Our next question in queue is from Michael Schmidt of Leerink. Your line is open. Please go ahead.

Michael Schmidt - Leerink

I just had one on pricing again. Does your 2013 top line guidance include an assumption for another price increase or is that without any further pricing.

Ted Schroeder

Well, I'll kind of give the same answer I just gave which is, answering that question would provide insight into the timing of any future price increases. So I think that our expectation is that we're going to continue to grow the product, both in units and dollars through the rest of the year Michael. I’ll let Bill correct me if I don't get that right. But again any, if you think about it really, any price increases later in the year, the ability to have significant impact on that year diminishes over time. So I just think we're excited about the growth pattern and the units and the share right now.

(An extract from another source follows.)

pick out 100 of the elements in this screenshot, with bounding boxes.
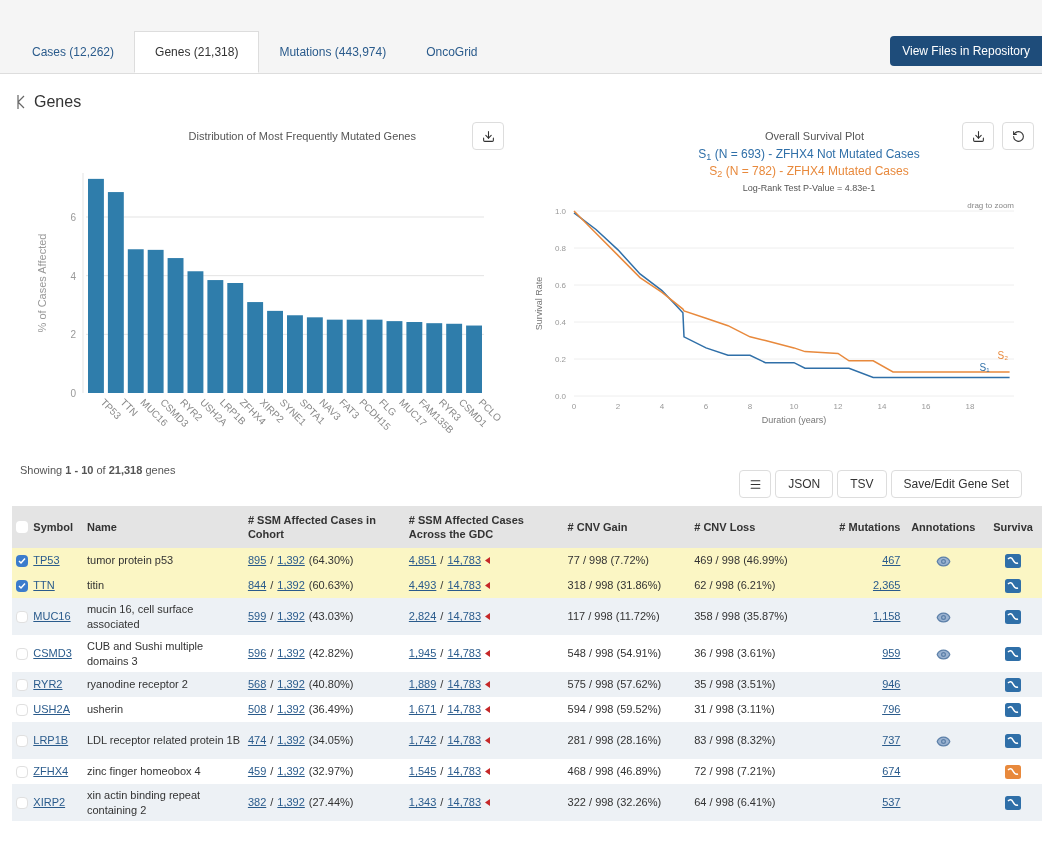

What's really nice just to kind of put a point on it, is that here we are now entering into the third year of launch and we’ve seen no slowdown in the unit or share penetration and in fact if you really looked hard at the institutions that have adopted it, we’re seeing some acceleration in those penetrations and to have at or better than straight line growth in that adoption this far in the launch would suggest at least with other hospital products that that’s an expectation you should have for a long time coming and in fact the reinforcement for me in that is we are talking now about 3% unit share marketing Q1 of this year.

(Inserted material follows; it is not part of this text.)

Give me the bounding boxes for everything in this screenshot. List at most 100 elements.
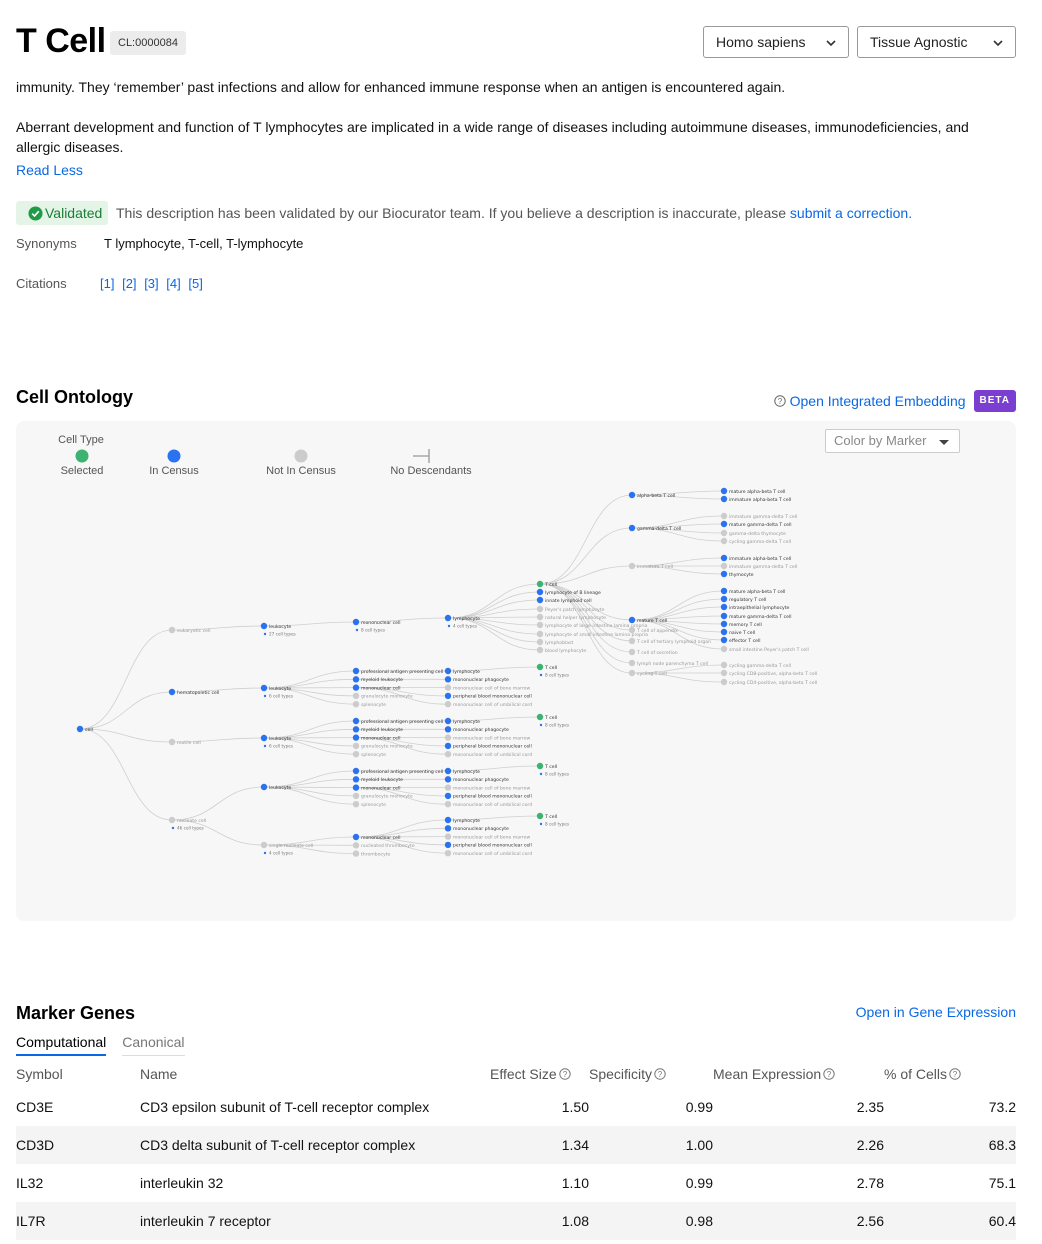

That gives us a heck of a lot of headroom to continue to grow. That translates probably into about a 10% patient share round, at least plus or minus of a couple of percent. So no matter how you look at it, the growth that we have shown has gotten us to a place where there is not a glass ceiling anywhere, at least in our near term future that we can see on the adoption side.

Operator

Thank you. At this time, there are no further questions in queue. I will turn the conference back to Mr. Schroeder.

Ted Schroeder

Well, thank you all very much for joining us, appreciate your questions and your continued support of Cadence and we look forward to providing updates on our commercial progress in the months to come. Thanks everyone.

Operator

Ladies and gentlemen, this concludes our conference call. All parties may now disconnect.